Primeiro vem a coleta da planta aquática e, em seguida, acontece o longo processo de secar, cozinhar, desidratar e pilar. O resultado é um sal fino, claro e saboroso. “Esse é um tempero bastante usado com peixe assado e pirão. Pode ser puro ou misturado com pimenta. E é usado no Xingu todo também como remédio”, explica Tamoã. Além dos Waurá, os principais produtores do sal de aguapé são os Aweti e Mehinaku.

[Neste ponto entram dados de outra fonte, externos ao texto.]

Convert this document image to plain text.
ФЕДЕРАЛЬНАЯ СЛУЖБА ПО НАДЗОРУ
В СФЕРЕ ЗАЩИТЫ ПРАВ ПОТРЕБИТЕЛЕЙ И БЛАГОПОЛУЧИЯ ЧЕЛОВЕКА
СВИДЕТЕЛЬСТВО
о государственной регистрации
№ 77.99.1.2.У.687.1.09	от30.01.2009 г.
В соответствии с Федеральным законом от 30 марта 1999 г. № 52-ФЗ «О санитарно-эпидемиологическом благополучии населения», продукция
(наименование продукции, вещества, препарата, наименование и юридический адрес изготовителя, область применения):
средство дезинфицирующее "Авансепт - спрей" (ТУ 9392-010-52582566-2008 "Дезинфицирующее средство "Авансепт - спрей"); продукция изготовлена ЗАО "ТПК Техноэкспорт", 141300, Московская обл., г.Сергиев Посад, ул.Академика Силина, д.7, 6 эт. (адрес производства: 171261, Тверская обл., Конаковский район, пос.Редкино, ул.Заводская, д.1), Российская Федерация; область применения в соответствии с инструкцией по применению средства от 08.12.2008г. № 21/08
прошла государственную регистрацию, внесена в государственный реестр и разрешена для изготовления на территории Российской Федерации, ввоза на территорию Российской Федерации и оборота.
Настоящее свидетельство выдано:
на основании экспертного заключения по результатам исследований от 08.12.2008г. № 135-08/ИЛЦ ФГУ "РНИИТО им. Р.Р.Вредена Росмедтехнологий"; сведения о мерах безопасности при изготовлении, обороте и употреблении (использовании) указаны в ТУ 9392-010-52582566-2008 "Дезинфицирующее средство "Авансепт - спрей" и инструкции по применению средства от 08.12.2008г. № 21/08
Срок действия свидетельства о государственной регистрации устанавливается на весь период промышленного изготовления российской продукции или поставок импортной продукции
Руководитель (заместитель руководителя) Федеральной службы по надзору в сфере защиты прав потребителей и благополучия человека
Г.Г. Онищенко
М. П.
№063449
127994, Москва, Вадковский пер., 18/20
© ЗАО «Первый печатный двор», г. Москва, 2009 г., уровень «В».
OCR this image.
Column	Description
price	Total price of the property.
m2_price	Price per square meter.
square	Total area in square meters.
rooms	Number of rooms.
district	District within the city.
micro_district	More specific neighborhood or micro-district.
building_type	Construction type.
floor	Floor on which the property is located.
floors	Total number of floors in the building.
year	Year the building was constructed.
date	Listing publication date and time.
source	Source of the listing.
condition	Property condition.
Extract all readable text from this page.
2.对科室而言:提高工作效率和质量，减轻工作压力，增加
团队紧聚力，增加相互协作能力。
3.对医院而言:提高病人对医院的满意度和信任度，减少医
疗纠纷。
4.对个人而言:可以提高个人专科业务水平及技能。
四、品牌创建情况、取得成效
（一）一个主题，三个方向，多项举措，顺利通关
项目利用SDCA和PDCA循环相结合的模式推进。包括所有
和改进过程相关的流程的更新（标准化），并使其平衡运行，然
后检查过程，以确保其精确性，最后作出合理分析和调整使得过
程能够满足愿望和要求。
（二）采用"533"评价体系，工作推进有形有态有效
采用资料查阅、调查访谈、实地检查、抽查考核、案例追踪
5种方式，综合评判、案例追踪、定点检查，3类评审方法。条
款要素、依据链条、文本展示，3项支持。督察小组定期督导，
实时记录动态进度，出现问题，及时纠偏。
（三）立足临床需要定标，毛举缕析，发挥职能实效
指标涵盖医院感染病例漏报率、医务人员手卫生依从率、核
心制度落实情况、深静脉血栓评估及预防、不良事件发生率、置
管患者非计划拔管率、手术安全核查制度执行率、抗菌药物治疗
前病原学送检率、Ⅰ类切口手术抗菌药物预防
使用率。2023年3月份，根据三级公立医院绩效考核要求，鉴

Já Kumesiperiru Waurá é produtora de rejés - ou tachos para fazer beiju -, panelas, xícaras e outros utensílios feitos com argila, matéria-prima que leva até cinco horas de caminhada para ser encontrada. O cauxi (esponja de água doce), também usado nos objetos, está cada vez mais raro no Xingu devido às mudanças climáticas. As peças são desejadas por sua beleza e por terem uso antigo e tradicional, sendo ideais para a culinária indígena.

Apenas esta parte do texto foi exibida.